Required App Registration
Create an application in Microsoft Entra ID and assign the following permissions (ensure admin consent):
| API | Permission Name | Type |
| Azure Active Directory Graph | Directory.AccessAsUser.All | Delegated |
| Azure Active Directory Graph | User.Read | Delegated |
| Microsoft Graph | CloudPC.ReadWrite.All | Delegated |
| Microsoft Partner Center | user_impersonation | Delegated |
| Azure Active Directory Graph | Directory.Read.All | Application |
| Microsoft Graph | Directory.Read.All | Application |
| Microsoft Graph | SecurityEvents.Read.All | Application |
Required Environment Variables
Set these variables in your shell session (requires internet access only):
| Variable | Definition |
| NINJAONE_INSTALLER_URL | Tokenized NinjaOne Agent installer URL |
| NINJAONE_INSTALLER_TOKEN | Installer token for the selected package |
| CLOUDPC_TENANT_ID | Microsoft Entra tenant GUID |
| CLOUDPC_CLIENT_ID | App (client) ID from app registration |
| CLOUDPC_CLIENT_SECRET | Client secret from app registration |
Retrieve the Integration Script
In NinjaOne, navigate to:
Administration → Library → Automation → Template Library
Locate and download the script titled:
Ninja – Windows 365 Cloud PC – Partner Connector Tool
This script contains all the logic needed to authenticate with Microsoft Entra ID, register the NinjaOne connector, and prepare for automated deployment.

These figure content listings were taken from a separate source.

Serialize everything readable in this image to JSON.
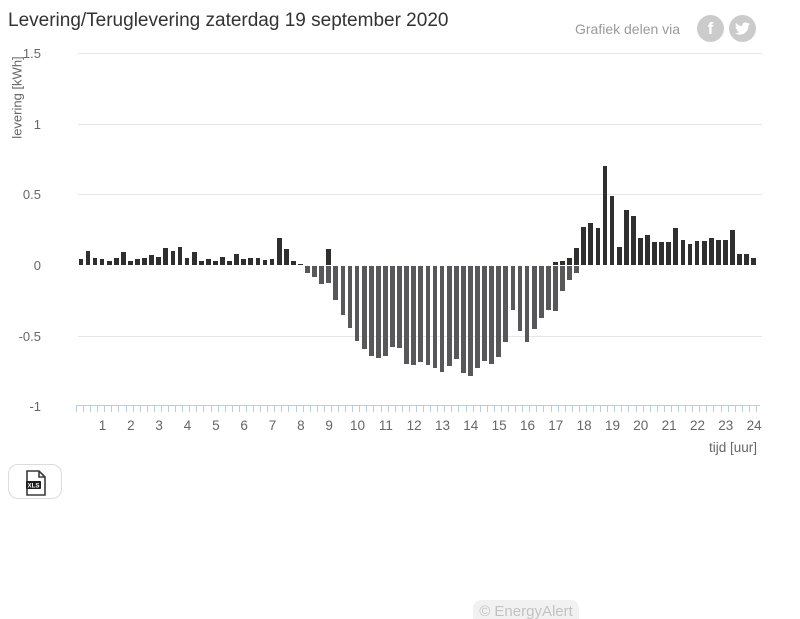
{
  "header": {
    "title": "Levering/Teruglevering zaterdag 19 september 2020",
    "share_label": "Grafiek delen via",
    "facebook_glyph": "f"
  },
  "toolbar": {
    "xls_label": "XLS"
  },
  "footer": {
    "copyright": "© EnergyAlert"
  },
  "chart_data": {
    "type": "bar",
    "title": "Levering/Teruglevering zaterdag 19 september 2020",
    "ylabel": "levering [kWh]",
    "xlabel": "tijd [uur]",
    "unit": "kWh",
    "ylim": [
      -1,
      1.5
    ],
    "y_ticks": [
      1.5,
      1,
      0.5,
      0,
      -0.5,
      -1
    ],
    "y_gridline_ticks": [
      1.5,
      1,
      0.5,
      -0.5
    ],
    "x_tick_labels": [
      "1",
      "2",
      "3",
      "4",
      "5",
      "6",
      "7",
      "8",
      "9",
      "10",
      "11",
      "12",
      "13",
      "14",
      "15",
      "16",
      "17",
      "18",
      "19",
      "20",
      "21",
      "22",
      "23",
      "24"
    ],
    "x_range_hours": [
      0,
      24
    ],
    "x_step_minutes": 15,
    "bars_per_hour": 4,
    "legend": "none",
    "grid": "horizontal",
    "series": [
      {
        "name": "Levering",
        "color": "#2f2f2f",
        "values": [
          0.04,
          0.1,
          0.05,
          0.04,
          0.03,
          0.05,
          0.09,
          0.03,
          0.04,
          0.05,
          0.07,
          0.06,
          0.12,
          0.1,
          0.13,
          0.05,
          0.09,
          0.03,
          0.04,
          0.03,
          0.06,
          0.03,
          0.08,
          0.04,
          0.05,
          0.05,
          0.035,
          0.04,
          0.19,
          0.11,
          0.03,
          0.01,
          0,
          0,
          0,
          0.11,
          0,
          0,
          0,
          0,
          0,
          0,
          0,
          0,
          0,
          0,
          0,
          0,
          0,
          0,
          0,
          0,
          0,
          0,
          0,
          0,
          0,
          0,
          0,
          0,
          0,
          0,
          0,
          0,
          0,
          0,
          0,
          0.02,
          0.03,
          0.05,
          0.12,
          0.27,
          0.3,
          0.26,
          0.7,
          0.49,
          0.13,
          0.39,
          0.345,
          0.19,
          0.21,
          0.16,
          0.16,
          0.16,
          0.26,
          0.18,
          0.15,
          0.17,
          0.17,
          0.19,
          0.175,
          0.175,
          0.245,
          0.075,
          0.075,
          0.05
        ]
      },
      {
        "name": "Teruglevering",
        "color": "#58585a",
        "values": [
          0,
          0,
          0,
          0,
          0,
          0,
          0,
          0,
          0,
          0,
          0,
          0,
          0,
          0,
          0,
          0,
          0,
          0,
          0,
          0,
          0,
          0,
          0,
          0,
          0,
          0,
          0,
          0,
          0,
          0,
          0,
          0,
          -0.05,
          -0.08,
          -0.13,
          -0.12,
          -0.24,
          -0.35,
          -0.44,
          -0.53,
          -0.59,
          -0.64,
          -0.65,
          -0.64,
          -0.57,
          -0.58,
          -0.69,
          -0.7,
          -0.68,
          -0.7,
          -0.72,
          -0.75,
          -0.71,
          -0.66,
          -0.76,
          -0.78,
          -0.72,
          -0.67,
          -0.695,
          -0.645,
          -0.54,
          -0.31,
          -0.46,
          -0.54,
          -0.445,
          -0.37,
          -0.31,
          -0.32,
          -0.18,
          -0.1,
          -0.05,
          0,
          0,
          0,
          0,
          0,
          0,
          0,
          0,
          0,
          0,
          0,
          0,
          0,
          0,
          0,
          0,
          0,
          0,
          0,
          0,
          0,
          0,
          0,
          0,
          0
        ]
      }
    ]
  }
}
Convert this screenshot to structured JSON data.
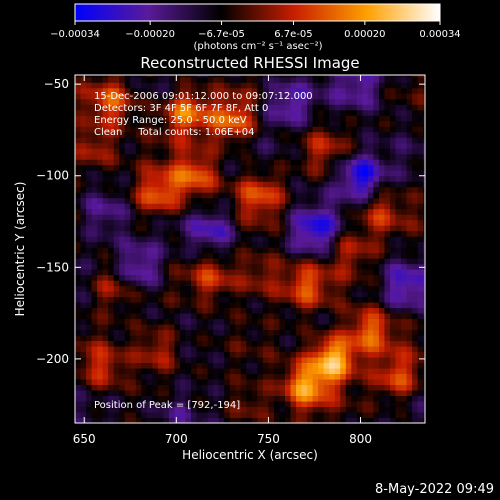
{
  "chart_data": {
    "type": "heatmap",
    "title": "Reconstructed RHESSI Image",
    "xlabel": "Heliocentric X (arcsec)",
    "ylabel": "Heliocentric Y (arcsec)",
    "xlim": [
      645,
      835
    ],
    "ylim": [
      -235,
      -45
    ],
    "xticks": [
      650,
      700,
      750,
      800
    ],
    "yticks": [
      -50,
      -100,
      -150,
      -200
    ],
    "colorbar": {
      "range": [
        -0.00034,
        0.00034
      ],
      "tick_labels": [
        "-0.00034",
        "-0.00020",
        "-6.7e-05",
        "6.7e-05",
        "0.00020",
        "0.00034"
      ],
      "tick_values": [
        -0.00034,
        -0.0002,
        -6.7e-05,
        6.7e-05,
        0.0002,
        0.00034
      ],
      "units_label": "(photons cm⁻² s⁻¹ asec⁻²)",
      "colors": [
        "#0000ff",
        "#5a1a9a",
        "#000000",
        "#c81e00",
        "#ffa000",
        "#ffffff"
      ]
    },
    "annotations": [
      "15-Dec-2006 09:01:12.000 to 09:07:12.000",
      "Detectors: 3F 4F 5F 6F 7F 8F, Att 0",
      "Energy Range: 25.0 - 50.0 keV",
      "Clean     Total counts: 1.06E+04"
    ],
    "peak_label": "Position of Peak = [792,-194]",
    "peak": [
      792,
      -194
    ],
    "source_blobs": [
      {
        "x": 785,
        "y": -200,
        "intensity": 0.00034
      },
      {
        "x": 770,
        "y": -215,
        "intensity": 0.00026
      },
      {
        "x": 805,
        "y": -185,
        "intensity": 0.00022
      },
      {
        "x": 820,
        "y": -210,
        "intensity": 0.00018
      },
      {
        "x": 770,
        "y": -160,
        "intensity": 0.00018
      },
      {
        "x": 705,
        "y": -65,
        "intensity": 0.00024
      },
      {
        "x": 730,
        "y": -70,
        "intensity": 0.00022
      },
      {
        "x": 690,
        "y": -110,
        "intensity": 0.00022
      },
      {
        "x": 710,
        "y": -100,
        "intensity": 0.0002
      },
      {
        "x": 665,
        "y": -60,
        "intensity": 0.00018
      },
      {
        "x": 655,
        "y": -85,
        "intensity": 0.00016
      },
      {
        "x": 745,
        "y": -110,
        "intensity": 0.00018
      },
      {
        "x": 720,
        "y": -155,
        "intensity": 0.00016
      },
      {
        "x": 745,
        "y": -155,
        "intensity": 0.00014
      },
      {
        "x": 665,
        "y": -160,
        "intensity": 0.00014
      },
      {
        "x": 690,
        "y": -195,
        "intensity": 0.00016
      },
      {
        "x": 660,
        "y": -205,
        "intensity": 0.00014
      },
      {
        "x": 740,
        "y": -225,
        "intensity": 0.00012
      },
      {
        "x": 795,
        "y": -140,
        "intensity": 0.00012
      },
      {
        "x": 810,
        "y": -120,
        "intensity": 0.00014
      },
      {
        "x": 780,
        "y": -85,
        "intensity": 0.0001
      },
      {
        "x": 800,
        "y": -100,
        "intensity": -0.00024
      },
      {
        "x": 775,
        "y": -130,
        "intensity": -0.0002
      },
      {
        "x": 680,
        "y": -150,
        "intensity": -0.00018
      },
      {
        "x": 720,
        "y": -130,
        "intensity": -0.00016
      },
      {
        "x": 760,
        "y": -60,
        "intensity": -0.00016
      },
      {
        "x": 660,
        "y": -120,
        "intensity": -0.00014
      },
      {
        "x": 825,
        "y": -160,
        "intensity": -0.00014
      },
      {
        "x": 700,
        "y": -230,
        "intensity": -0.00012
      },
      {
        "x": 800,
        "y": -50,
        "intensity": -0.00012
      }
    ]
  },
  "footer": {
    "timestamp": "8-May-2022 09:49"
  }
}
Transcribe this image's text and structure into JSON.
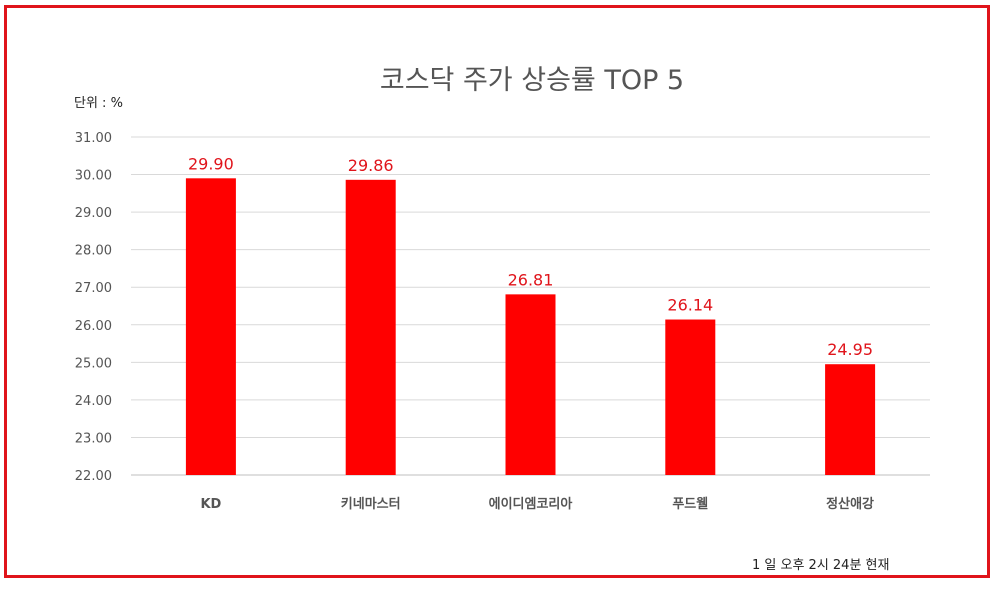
{
  "chart_data": {
    "type": "bar",
    "title": "코스닥 주가 상승률 TOP 5",
    "unit_label": "단위 : %",
    "footnote": "1 일  오후 2시 24분 현재",
    "categories": [
      "KD",
      "키네마스터",
      "에이디엠코리아",
      "푸드웰",
      "정산애강"
    ],
    "values": [
      29.9,
      29.86,
      26.81,
      26.14,
      24.95
    ],
    "data_labels": [
      "29.90",
      "29.86",
      "26.81",
      "26.14",
      "24.95"
    ],
    "y_ticks": [
      "22.00",
      "23.00",
      "24.00",
      "25.00",
      "26.00",
      "27.00",
      "28.00",
      "29.00",
      "30.00",
      "31.00"
    ],
    "ylim": [
      22,
      31
    ],
    "grid": true,
    "legend": "none",
    "bar_color": "#ff0000",
    "frame_color": "#e0141b"
  }
}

Configure the Agent and Auto Deployment
Before deploying the NinjaOne Agent to Cloud PCs, you need to create a local agent profile and register the NinjaOne connector in your Microsoft tenant. Here’s what to do:
- Run the downloaded script on your machine. It will:
- Generate the NinjaOne agent profile
- Authenticate using Microsoft identity platform
- Register the connector under your tenant’s virtual endpoint configuration
Once registered, the connector appears in Microsoft Graph under:
https://graph.microsoft.com/beta/deviceManagement/virtualEndpoint/externalPartners
Deploying the NinjaOne Agent to Target Cloud PCs
After configuring the connector, use your shell session and the integration script to deploy the NinjaOne Agent. Follow this workflow:
- List all Cloud PCs
Query the virtualEndpoint/cloudPCs resource to retrieve device IDs for the endpoints you want to target. - Deploy the agent
Send the deployment request for up to 50 Cloud PCs per call. The response will include an activityID for tracking.
This process ensures a scalable, automated deployment across your Windows 365 environment.